Chand Prabhat Kumar, Panda Udit, Mahadevan Jayant, Murthy Pratima
Centre for Addiction Medicine, Department of Psychiatry, National Institute of Mental Health and Neurosciences, Bangalore, India.
Kalinga Institute of Medical Sciences, Bhubaneshwar, India.
J Clin Exp Hepatol. 2022 Nov-Dec;12(6):1527-1534. doi: 10.1016/j.jceh.2022.03.003. Epub 2022 Mar 18.

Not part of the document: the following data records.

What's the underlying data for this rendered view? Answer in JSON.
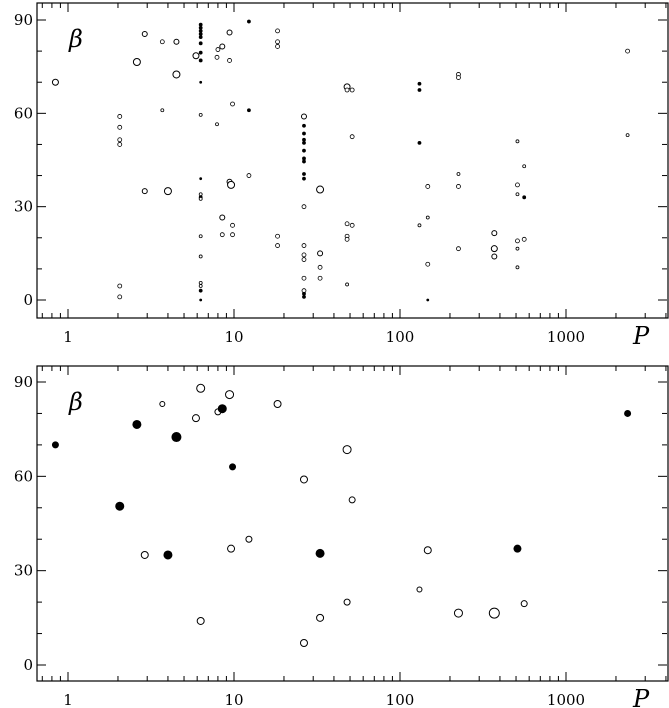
{
  "chart_data": [
    {
      "type": "scatter",
      "title": "",
      "xlabel": "P",
      "ylabel": "β",
      "xscale": "log",
      "xlim": [
        0.66,
        4000
      ],
      "ylim": [
        -5,
        95
      ],
      "xticks": [
        1,
        10,
        100,
        1000
      ],
      "xtick_labels": [
        "1",
        "10",
        "100",
        "1000"
      ],
      "yticks": [
        0,
        30,
        60,
        90
      ],
      "ytick_labels": [
        "0",
        "30",
        "60",
        "90"
      ],
      "marker": "open-circle",
      "grid": false,
      "points": [
        {
          "x": 0.84,
          "y": 70,
          "s": 3,
          "filled": false
        },
        {
          "x": 2.05,
          "y": 59,
          "s": 2,
          "filled": false
        },
        {
          "x": 2.05,
          "y": 55.5,
          "s": 2,
          "filled": false
        },
        {
          "x": 2.05,
          "y": 51.5,
          "s": 2,
          "filled": false
        },
        {
          "x": 2.05,
          "y": 50,
          "s": 2,
          "filled": false
        },
        {
          "x": 2.05,
          "y": 4.5,
          "s": 2,
          "filled": false
        },
        {
          "x": 2.05,
          "y": 1,
          "s": 2,
          "filled": false
        },
        {
          "x": 2.6,
          "y": 76.5,
          "s": 3.5,
          "filled": false
        },
        {
          "x": 2.9,
          "y": 85.5,
          "s": 2.5,
          "filled": false
        },
        {
          "x": 2.9,
          "y": 35,
          "s": 2.5,
          "filled": false
        },
        {
          "x": 3.7,
          "y": 83,
          "s": 2,
          "filled": false
        },
        {
          "x": 3.7,
          "y": 61,
          "s": 1.5,
          "filled": false
        },
        {
          "x": 4.0,
          "y": 35,
          "s": 3.5,
          "filled": false
        },
        {
          "x": 4.5,
          "y": 83,
          "s": 2.5,
          "filled": false
        },
        {
          "x": 4.5,
          "y": 72.5,
          "s": 3.5,
          "filled": false
        },
        {
          "x": 5.9,
          "y": 78.5,
          "s": 3,
          "filled": false
        },
        {
          "x": 6.3,
          "y": 88.5,
          "s": 1.5,
          "filled": true
        },
        {
          "x": 6.3,
          "y": 87.5,
          "s": 1.5,
          "filled": true
        },
        {
          "x": 6.3,
          "y": 86.5,
          "s": 1.5,
          "filled": true
        },
        {
          "x": 6.3,
          "y": 85.5,
          "s": 1.5,
          "filled": true
        },
        {
          "x": 6.3,
          "y": 84.5,
          "s": 1.5,
          "filled": true
        },
        {
          "x": 6.3,
          "y": 82.5,
          "s": 1.5,
          "filled": true
        },
        {
          "x": 6.3,
          "y": 79.5,
          "s": 1.5,
          "filled": true
        },
        {
          "x": 6.3,
          "y": 77,
          "s": 1.5,
          "filled": true
        },
        {
          "x": 6.3,
          "y": 70,
          "s": 1,
          "filled": true
        },
        {
          "x": 6.3,
          "y": 59.5,
          "s": 1.5,
          "filled": false
        },
        {
          "x": 6.3,
          "y": 39,
          "s": 1,
          "filled": true
        },
        {
          "x": 6.3,
          "y": 34,
          "s": 1.5,
          "filled": false
        },
        {
          "x": 6.3,
          "y": 33,
          "s": 1.5,
          "filled": true
        },
        {
          "x": 6.3,
          "y": 32.5,
          "s": 1.5,
          "filled": false
        },
        {
          "x": 6.3,
          "y": 20.5,
          "s": 1.5,
          "filled": false
        },
        {
          "x": 6.3,
          "y": 14,
          "s": 1.5,
          "filled": false
        },
        {
          "x": 6.3,
          "y": 5.5,
          "s": 1.5,
          "filled": false
        },
        {
          "x": 6.3,
          "y": 4.5,
          "s": 1.5,
          "filled": false
        },
        {
          "x": 6.3,
          "y": 3,
          "s": 1.5,
          "filled": true
        },
        {
          "x": 6.3,
          "y": 0,
          "s": 1,
          "filled": true
        },
        {
          "x": 7.9,
          "y": 78,
          "s": 2,
          "filled": false
        },
        {
          "x": 7.9,
          "y": 56.5,
          "s": 1.5,
          "filled": false
        },
        {
          "x": 8.0,
          "y": 80.5,
          "s": 2,
          "filled": false
        },
        {
          "x": 8.5,
          "y": 81.5,
          "s": 2.5,
          "filled": false
        },
        {
          "x": 8.5,
          "y": 26.5,
          "s": 2.5,
          "filled": false
        },
        {
          "x": 8.5,
          "y": 21,
          "s": 2,
          "filled": false
        },
        {
          "x": 9.4,
          "y": 86,
          "s": 2.5,
          "filled": false
        },
        {
          "x": 9.4,
          "y": 77,
          "s": 2,
          "filled": false
        },
        {
          "x": 9.4,
          "y": 38,
          "s": 2.5,
          "filled": false
        },
        {
          "x": 9.6,
          "y": 37,
          "s": 3.5,
          "filled": false
        },
        {
          "x": 9.8,
          "y": 63,
          "s": 2,
          "filled": false
        },
        {
          "x": 9.8,
          "y": 24,
          "s": 2,
          "filled": false
        },
        {
          "x": 9.8,
          "y": 21,
          "s": 2,
          "filled": false
        },
        {
          "x": 12.3,
          "y": 89.5,
          "s": 1.5,
          "filled": true
        },
        {
          "x": 12.3,
          "y": 61,
          "s": 1.5,
          "filled": true
        },
        {
          "x": 12.3,
          "y": 40,
          "s": 2,
          "filled": false
        },
        {
          "x": 18.3,
          "y": 86.5,
          "s": 2,
          "filled": false
        },
        {
          "x": 18.3,
          "y": 83,
          "s": 2,
          "filled": false
        },
        {
          "x": 18.3,
          "y": 81.5,
          "s": 2,
          "filled": false
        },
        {
          "x": 18.3,
          "y": 20.5,
          "s": 2,
          "filled": false
        },
        {
          "x": 18.3,
          "y": 17.5,
          "s": 2,
          "filled": false
        },
        {
          "x": 26.4,
          "y": 59,
          "s": 2.5,
          "filled": false
        },
        {
          "x": 26.4,
          "y": 56,
          "s": 1.5,
          "filled": true
        },
        {
          "x": 26.4,
          "y": 53.5,
          "s": 1.5,
          "filled": true
        },
        {
          "x": 26.4,
          "y": 51.5,
          "s": 1.5,
          "filled": true
        },
        {
          "x": 26.4,
          "y": 50.5,
          "s": 1.5,
          "filled": true
        },
        {
          "x": 26.4,
          "y": 48,
          "s": 1.5,
          "filled": true
        },
        {
          "x": 26.4,
          "y": 45.5,
          "s": 1.5,
          "filled": true
        },
        {
          "x": 26.4,
          "y": 44.5,
          "s": 1.5,
          "filled": true
        },
        {
          "x": 26.4,
          "y": 40.5,
          "s": 1.5,
          "filled": true
        },
        {
          "x": 26.4,
          "y": 39,
          "s": 1.5,
          "filled": true
        },
        {
          "x": 26.4,
          "y": 30,
          "s": 2,
          "filled": false
        },
        {
          "x": 26.4,
          "y": 17.5,
          "s": 2,
          "filled": false
        },
        {
          "x": 26.4,
          "y": 14.5,
          "s": 2,
          "filled": false
        },
        {
          "x": 26.4,
          "y": 13,
          "s": 2,
          "filled": false
        },
        {
          "x": 26.4,
          "y": 7,
          "s": 2,
          "filled": false
        },
        {
          "x": 26.4,
          "y": 3,
          "s": 2,
          "filled": false
        },
        {
          "x": 26.4,
          "y": 2,
          "s": 1.5,
          "filled": true
        },
        {
          "x": 26.4,
          "y": 1,
          "s": 1.5,
          "filled": true
        },
        {
          "x": 33.0,
          "y": 35.5,
          "s": 3.5,
          "filled": false
        },
        {
          "x": 33.0,
          "y": 15,
          "s": 2.5,
          "filled": false
        },
        {
          "x": 33.0,
          "y": 10.5,
          "s": 2,
          "filled": false
        },
        {
          "x": 33.0,
          "y": 7,
          "s": 2,
          "filled": false
        },
        {
          "x": 48,
          "y": 68.5,
          "s": 3,
          "filled": false
        },
        {
          "x": 48,
          "y": 67.5,
          "s": 2,
          "filled": false
        },
        {
          "x": 48,
          "y": 24.5,
          "s": 2,
          "filled": false
        },
        {
          "x": 48,
          "y": 20.5,
          "s": 2,
          "filled": false
        },
        {
          "x": 48,
          "y": 19.5,
          "s": 2,
          "filled": false
        },
        {
          "x": 48,
          "y": 5,
          "s": 1.5,
          "filled": false
        },
        {
          "x": 51.5,
          "y": 67.5,
          "s": 2,
          "filled": false
        },
        {
          "x": 51.5,
          "y": 52.5,
          "s": 2,
          "filled": false
        },
        {
          "x": 51.5,
          "y": 24,
          "s": 2,
          "filled": false
        },
        {
          "x": 131,
          "y": 69.5,
          "s": 1.5,
          "filled": true
        },
        {
          "x": 131,
          "y": 67.5,
          "s": 1.5,
          "filled": true
        },
        {
          "x": 131,
          "y": 50.5,
          "s": 1.5,
          "filled": true
        },
        {
          "x": 131,
          "y": 24,
          "s": 1.5,
          "filled": false
        },
        {
          "x": 147,
          "y": 36.5,
          "s": 2,
          "filled": false
        },
        {
          "x": 147,
          "y": 26.5,
          "s": 1.5,
          "filled": false
        },
        {
          "x": 147,
          "y": 11.5,
          "s": 2,
          "filled": false
        },
        {
          "x": 147,
          "y": 0,
          "s": 1,
          "filled": true
        },
        {
          "x": 225,
          "y": 72.5,
          "s": 2,
          "filled": false
        },
        {
          "x": 225,
          "y": 71.5,
          "s": 2,
          "filled": false
        },
        {
          "x": 225,
          "y": 40.5,
          "s": 1.5,
          "filled": false
        },
        {
          "x": 225,
          "y": 36.5,
          "s": 2,
          "filled": false
        },
        {
          "x": 225,
          "y": 16.5,
          "s": 2,
          "filled": false
        },
        {
          "x": 370,
          "y": 21.5,
          "s": 2.5,
          "filled": false
        },
        {
          "x": 370,
          "y": 16.5,
          "s": 3,
          "filled": false
        },
        {
          "x": 370,
          "y": 14,
          "s": 2.5,
          "filled": false
        },
        {
          "x": 510,
          "y": 51,
          "s": 1.5,
          "filled": false
        },
        {
          "x": 510,
          "y": 37,
          "s": 2,
          "filled": false
        },
        {
          "x": 510,
          "y": 34,
          "s": 1.5,
          "filled": false
        },
        {
          "x": 510,
          "y": 19,
          "s": 2,
          "filled": false
        },
        {
          "x": 510,
          "y": 16.5,
          "s": 1.5,
          "filled": false
        },
        {
          "x": 510,
          "y": 10.5,
          "s": 1.5,
          "filled": false
        },
        {
          "x": 560,
          "y": 43,
          "s": 1.5,
          "filled": false
        },
        {
          "x": 560,
          "y": 33,
          "s": 1.5,
          "filled": true
        },
        {
          "x": 560,
          "y": 19.5,
          "s": 2,
          "filled": false
        },
        {
          "x": 2350,
          "y": 80,
          "s": 2,
          "filled": false
        },
        {
          "x": 2350,
          "y": 53,
          "s": 1.5,
          "filled": false
        }
      ]
    },
    {
      "type": "scatter",
      "title": "",
      "xlabel": "P",
      "ylabel": "β",
      "xscale": "log",
      "xlim": [
        0.66,
        4000
      ],
      "ylim": [
        -5,
        95
      ],
      "xticks": [
        1,
        10,
        100,
        1000
      ],
      "xtick_labels": [
        "1",
        "10",
        "100",
        "1000"
      ],
      "yticks": [
        0,
        30,
        60,
        90
      ],
      "ytick_labels": [
        "0",
        "30",
        "60",
        "90"
      ],
      "marker": "open/filled circle",
      "grid": false,
      "points": [
        {
          "x": 0.84,
          "y": 70,
          "s": 3,
          "filled": true
        },
        {
          "x": 2.05,
          "y": 50.5,
          "s": 4,
          "filled": true
        },
        {
          "x": 2.6,
          "y": 76.5,
          "s": 4,
          "filled": true
        },
        {
          "x": 2.9,
          "y": 35,
          "s": 3.5,
          "filled": false
        },
        {
          "x": 3.7,
          "y": 83,
          "s": 2.5,
          "filled": false
        },
        {
          "x": 4.0,
          "y": 35,
          "s": 4,
          "filled": true
        },
        {
          "x": 4.5,
          "y": 72.5,
          "s": 4.5,
          "filled": true
        },
        {
          "x": 5.9,
          "y": 78.5,
          "s": 3.5,
          "filled": false
        },
        {
          "x": 6.3,
          "y": 88,
          "s": 4,
          "filled": false
        },
        {
          "x": 6.3,
          "y": 14,
          "s": 3.5,
          "filled": false
        },
        {
          "x": 8.0,
          "y": 80.5,
          "s": 3,
          "filled": false
        },
        {
          "x": 8.5,
          "y": 81.5,
          "s": 4,
          "filled": true
        },
        {
          "x": 9.4,
          "y": 86,
          "s": 4,
          "filled": false
        },
        {
          "x": 9.6,
          "y": 37,
          "s": 3.5,
          "filled": false
        },
        {
          "x": 9.8,
          "y": 63,
          "s": 3,
          "filled": true
        },
        {
          "x": 12.3,
          "y": 40,
          "s": 3,
          "filled": false
        },
        {
          "x": 18.3,
          "y": 83,
          "s": 3.5,
          "filled": false
        },
        {
          "x": 26.4,
          "y": 59,
          "s": 3.5,
          "filled": false
        },
        {
          "x": 26.4,
          "y": 7,
          "s": 3.5,
          "filled": false
        },
        {
          "x": 33.0,
          "y": 35.5,
          "s": 4,
          "filled": true
        },
        {
          "x": 33.0,
          "y": 15,
          "s": 3.5,
          "filled": false
        },
        {
          "x": 48,
          "y": 68.5,
          "s": 4,
          "filled": false
        },
        {
          "x": 48,
          "y": 20,
          "s": 3,
          "filled": false
        },
        {
          "x": 51.5,
          "y": 52.5,
          "s": 3,
          "filled": false
        },
        {
          "x": 131,
          "y": 24,
          "s": 2.5,
          "filled": false
        },
        {
          "x": 147,
          "y": 36.5,
          "s": 3.5,
          "filled": false
        },
        {
          "x": 225,
          "y": 16.5,
          "s": 4,
          "filled": false
        },
        {
          "x": 370,
          "y": 16.5,
          "s": 5,
          "filled": false
        },
        {
          "x": 510,
          "y": 37,
          "s": 3.5,
          "filled": true
        },
        {
          "x": 560,
          "y": 19.5,
          "s": 3,
          "filled": false
        },
        {
          "x": 2350,
          "y": 80,
          "s": 3,
          "filled": true
        }
      ]
    }
  ]
}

Alcohol withdrawal syndrome (AWS) is a common condition that is seen in treatment-seeking patients with Alcohol use disorder (AUD) and alcoholic liver disease (ALD). AWS, which typically starts within 4-6 h of the last alcohol use, can range from mild symptoms such as insomnia, tremors, and autonomic hyperactivity to more severe symptoms such as seizures and delirium tremens. Clinical Institute Withdrawal Assessment Scale-Alcohol Revised (CIWA-Ar) is the most commonly used scale to assess AWS in clinical practice. The presence of moderate withdrawal as indicated by a score of more than 8 is an indication for pharmacotherapy. Lorazepam and oxazepam are preferred agents for the management of AWS in the setting of ALD. In severe ALD, benzodiazepines should be used cautiously with monitoring due to the risk of excessive sedation or precipitating hepatic encephalopathy.
酒精戒断综合征(AWS)是一种常见病症,在寻求治疗的酒精使用障碍(AUD)和酒精性肝病(ALD)患者中可见。AWS通常在最后一次饮酒后4 - 6小时内开始,症状范围从轻微症状如失眠、震颤和自主神经功能亢进到更严重的症状如癫痫发作和震颤谵妄。临床研究所酒精戒断评估量表修订版(CIWA - Ar)是临床实践中评估AWS最常用的量表。评分超过8分表明存在中度戒断,这是药物治疗的指征。在ALD情况下,劳拉西泮和奥沙西泮是治疗AWS的首选药物。在严重的ALD中,由于存在过度镇静或诱发肝性脑病的风险,使用苯二氮䓬类药物时应谨慎并进行监测。